Babies aren’t wondering philosophers. They are scientists without even a theory, in the research stage, gathering information. I’ve been able to do some of that kind of mental work this week, as in learning the names of oak trees. I also took a picture in the forest of a bush with pink flowers, and when I went looking for oaks in the shrub and tree guide there was a picture of it, and I have now memorized it–well, at least for this week–Douglas spiraea.

Douglas spiraea

When Scout was exploring the back yard he came upon a weed (spurge) that I knew I should know the name of, so I looked it up in Weeds of the West, a marvelous tome that I am very pleased is now in Pippin’s collection. It’s a book several of us in the family had our eye on for a long time before someone actually took the plunge to invest in such an unappealing title.

I looked quickly through the whole book yesterday, and learned quite a few facts that have no relevance to any philosophical book review I might write, but they were so pleasing to me! My objective was to make a list of all the weeds that I already knew by sight, which surprised me by how long it was. A whole series of Weeds blogposts could be written on the links to childhood memories and events.

Then I was surprised to find in the weed book a flower that is also always in the mountain wildflower guides I’ve been consulting for years, Corn Lily or False Hellebore. It was about then I suspect I was moving into the Logic Stage, making connections and comparing one word with another, drawing conclusions using my data.

This plant is deadly and noxious, for a fact (Here’s a historical bit about that from Wikipedia: “The plant was used by some [Native American] tribes to elect a new leader. All the candidates would eat the root, and the last to start vomiting would become the new leader.”), but some of the things I thought I knew about it aren’t true, and in the middle of writing this blog I am realizing that I still don’t have the facts straight enough to tell any more about it.

About other weeds, I learned that what I thought was Black Mustard was actually Radish; these are cousins someone got mixed up and taught me wrong. Nutsedge is a cute name for an ugly weed in my own garden. I’ll be content to study the most broad Grammar of Plants for the rest of my stay here on earth.

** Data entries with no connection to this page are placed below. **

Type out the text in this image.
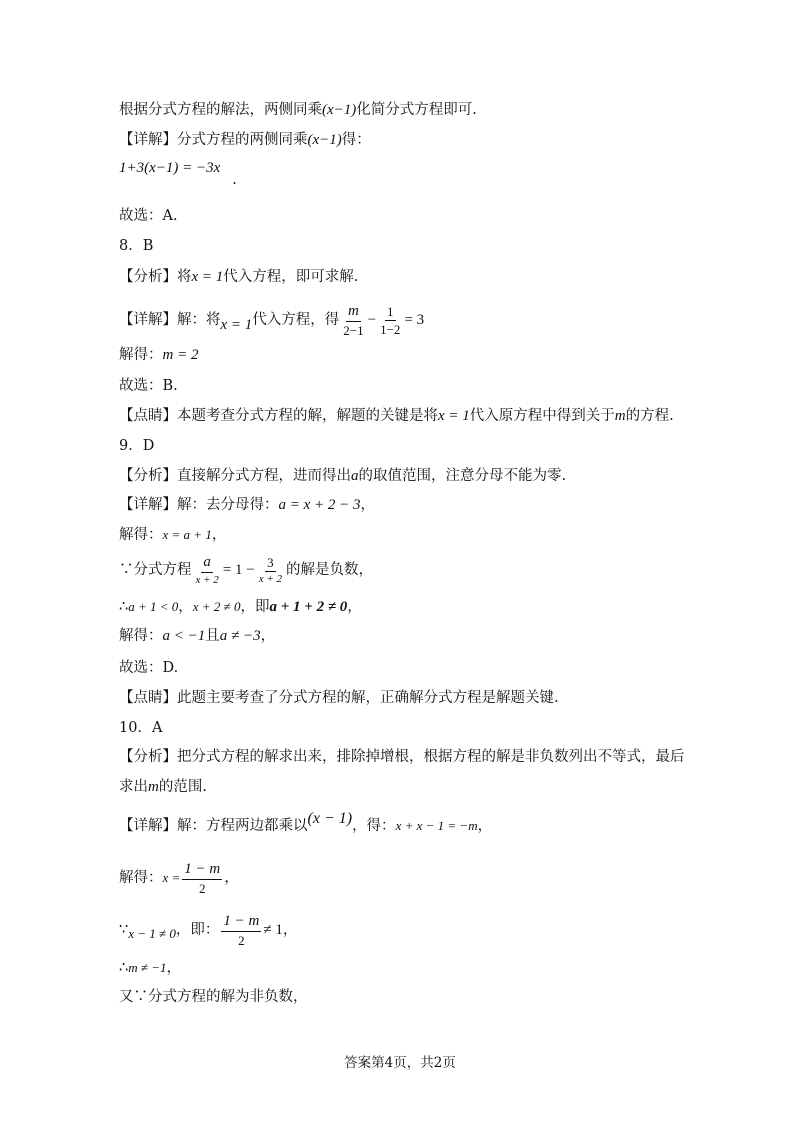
根据分式方程的解法，两侧同乘(x−1)化简分式方程即可.
【详解】分式方程的两侧同乘(x−1)得：
1+3(x−1) = −3x.
故选：A.
8．B
【分析】将x = 1代入方程，即可求解.
【详解】解：将x = 1代入方程，得 $\frac{m}{2-1} - \frac{1}{1-2} = 3$
解得：m = 2
故选：B.
【点睛】本题考查分式方程的解，解题的关键是将x = 1代入原方程中得到关于m的方程.
9．D
【分析】直接解分式方程，进而得出a的取值范围，注意分母不能为零.
【详解】解：去分母得：a = x + 2 − 3，
解得：x = a + 1，
∵分式方程 $\frac{a}{x + 2} = 1 - \frac{3}{x + 2}$ 的解是负数，
∴a + 1 < 0，x + 2 ≠ 0，即a + 1 + 2 ≠ 0，
解得：a < −1且a ≠ −3，
故选：D.
【点睛】此题主要考查了分式方程的解，正确解分式方程是解题关键.
10．A
【分析】把分式方程的解求出来，排除掉增根，根据方程的解是非负数列出不等式，最后
求出m的范围.
【详解】解：方程两边都乘以(x − 1)，得：x + x − 1 = −m，
解得：$x = \frac{1 - m}{2}$ ，
∵x − 1 ≠ 0，即： $\frac{1 - m}{2} \ne 1$，
∴m ≠ −1，
又∵分式方程的解为非负数，
答案第4页，共2页
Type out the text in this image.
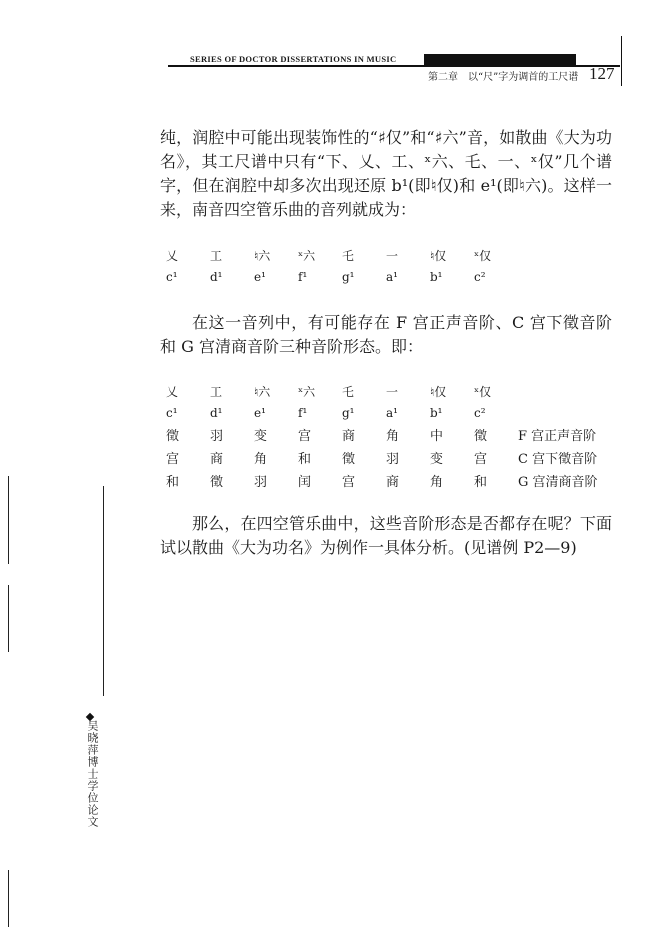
SERIES OF DOCTOR DISSERTATIONS IN MUSIC
第二章　以“尺”字为调首的工尺谱 127

纯，润腔中可能出现装饰性的“♯仅”和“♯六”音，如散曲《大为功名》，其工尺谱中只有“下、乂、工、ˣ六、乇、一、ˣ仅”几个谱字，但在润腔中却多次出现还原 b¹(即♮仅)和 e¹(即♮六)。这样一来，南音四空管乐曲的音列就成为：

乂	工	♮六	ˣ六	乇	一	♮仅	ˣ仅
c¹	d¹	e¹	f¹	g¹	a¹	b¹	c²

在这一音列中，有可能存在 F 宫正声音阶、C 宫下徵音阶和 G 宫清商音阶三种音阶形态。即：

乂	工	♮六	ˣ六	乇	一	♮仅	ˣ仅	
c¹	d¹	e¹	f¹	g¹	a¹	b¹	c²	
徵	羽	变	宫	商	角	中	徵	F 宫正声音阶
宫	商	角	和	徵	羽	变	宫	C 宫下徵音阶
和	徵	羽	闰	宫	商	角	和	G 宫清商音阶

那么，在四空管乐曲中，这些音阶形态是否都存在呢？下面试以散曲《大为功名》为例作一具体分析。(见谱例 P2—9)

吴晓萍博士学位论文
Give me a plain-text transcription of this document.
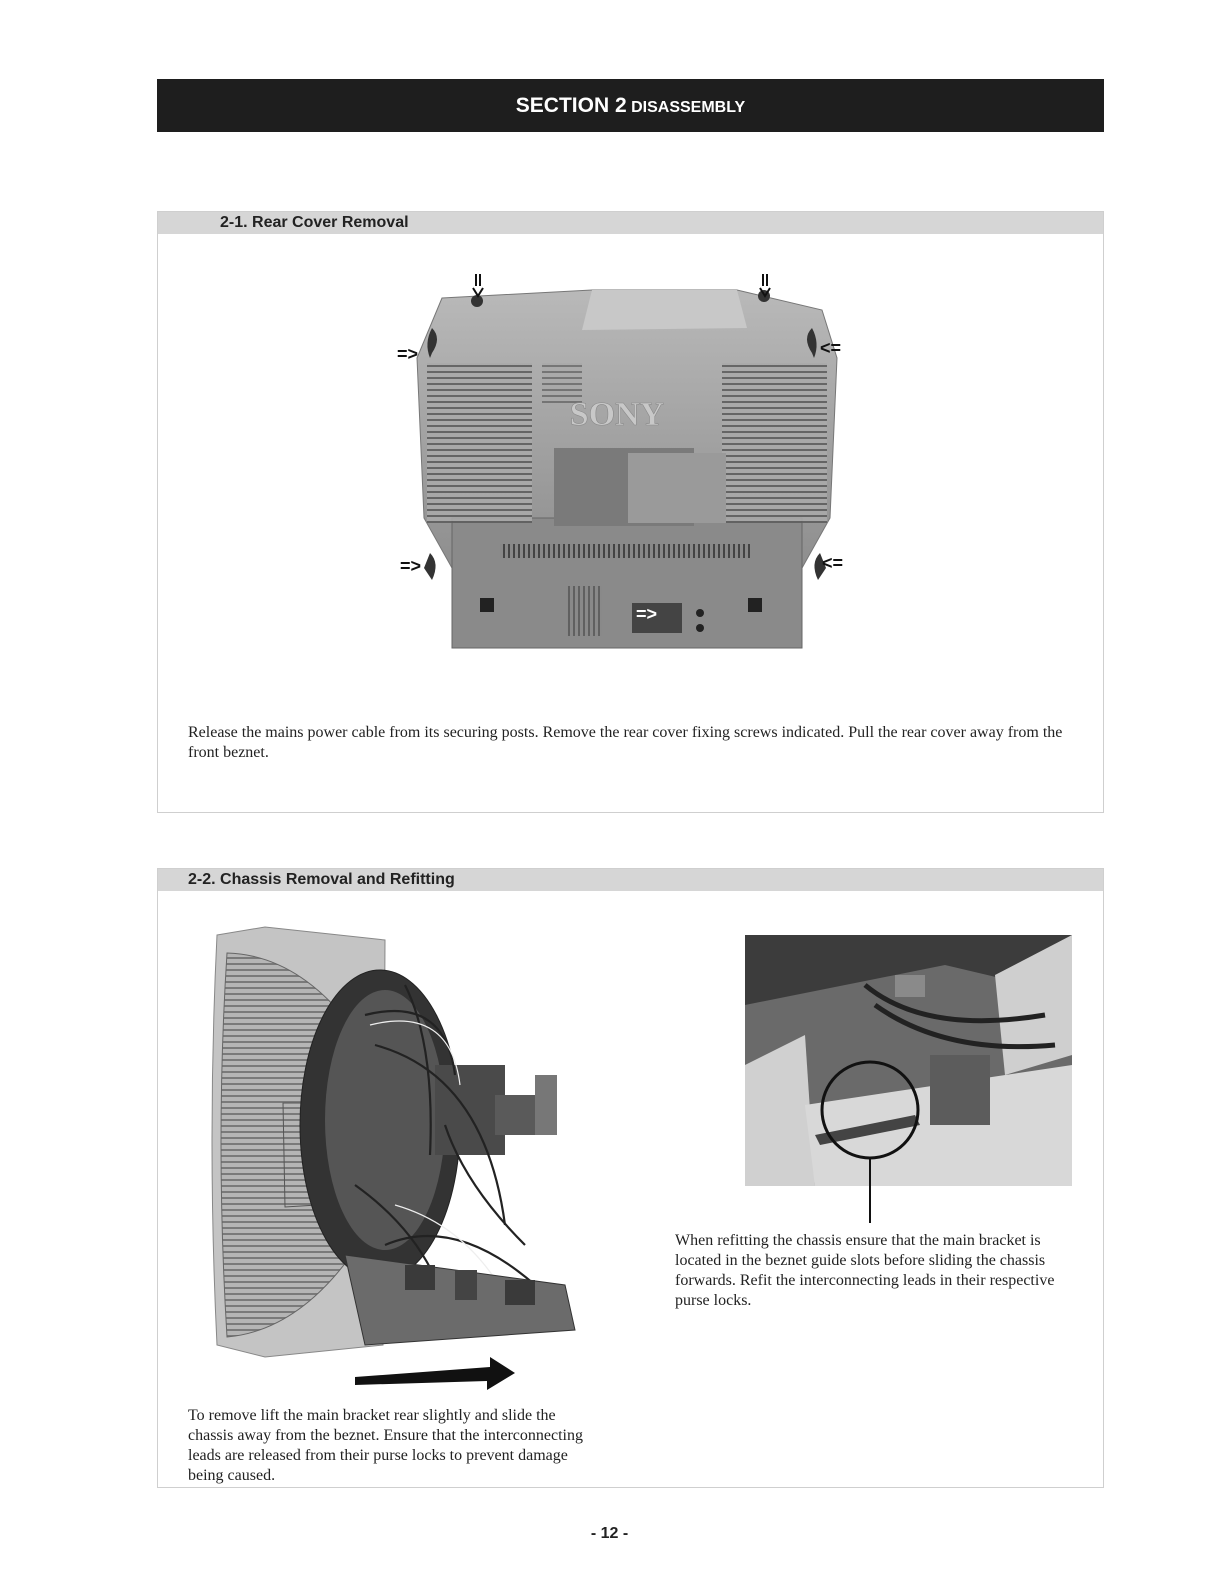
SECTION 2 DISASSEMBLY
2-1. Rear Cover Removal
SONY
=>	<=
=>	<=
=>
Release the mains power cable from its securing posts. Remove the rear cover fixing screws indicated. Pull the rear cover away from the front beznet.
2-2. Chassis Removal and Refitting
To remove lift the main bracket rear slightly and slide the chassis away from the beznet. Ensure that the interconnecting leads are released from their purse locks to prevent damage being caused.
When refitting the chassis ensure that the main bracket is located in the beznet guide slots before sliding the chassis forwards. Refit the interconnecting leads in their respective purse locks.
- 12 -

Which brings me to the second reason hanging out with children keeps me at their level: time. When I am scurrying about during naptimes to do little pieces of chores, just keeping up with the physical bare necessities, my mind is flitting about and not in the mood for a certain kind of thinking, which I hesitate to call “higher.”

I don’t seem to be able to settle in, under deadlines, and tackle a question of theology or philosophy in such a way that I can write about it. I’m using all my mental resources doing philosophy and theology on a fundamental level that is more in keeping with my stage in life, when my body demands more sleep, and my brain loses thoughts instead of holding them. When I wake up from a nap, or when Scout goes down for a nap, the names of the flowers are still there in the nature guide, the trees and clouds are still handy for contemplating right outside the door.

Play–what Scout does–is when you do things with no immediate goal in mind. I can’t have an agenda or a syllabus when I am minding Scout while he experiments. So I try to look around and pay attention at least as well as he is doing. I’m glad I’ve arrived at a place in life where the order and complexity of the universe are certainties to me, and every flower and rock is a gift from the Creator with the potential to draw me to Himself. It might even be an advantage to have a tired brain when enjoying that kind of Beauty.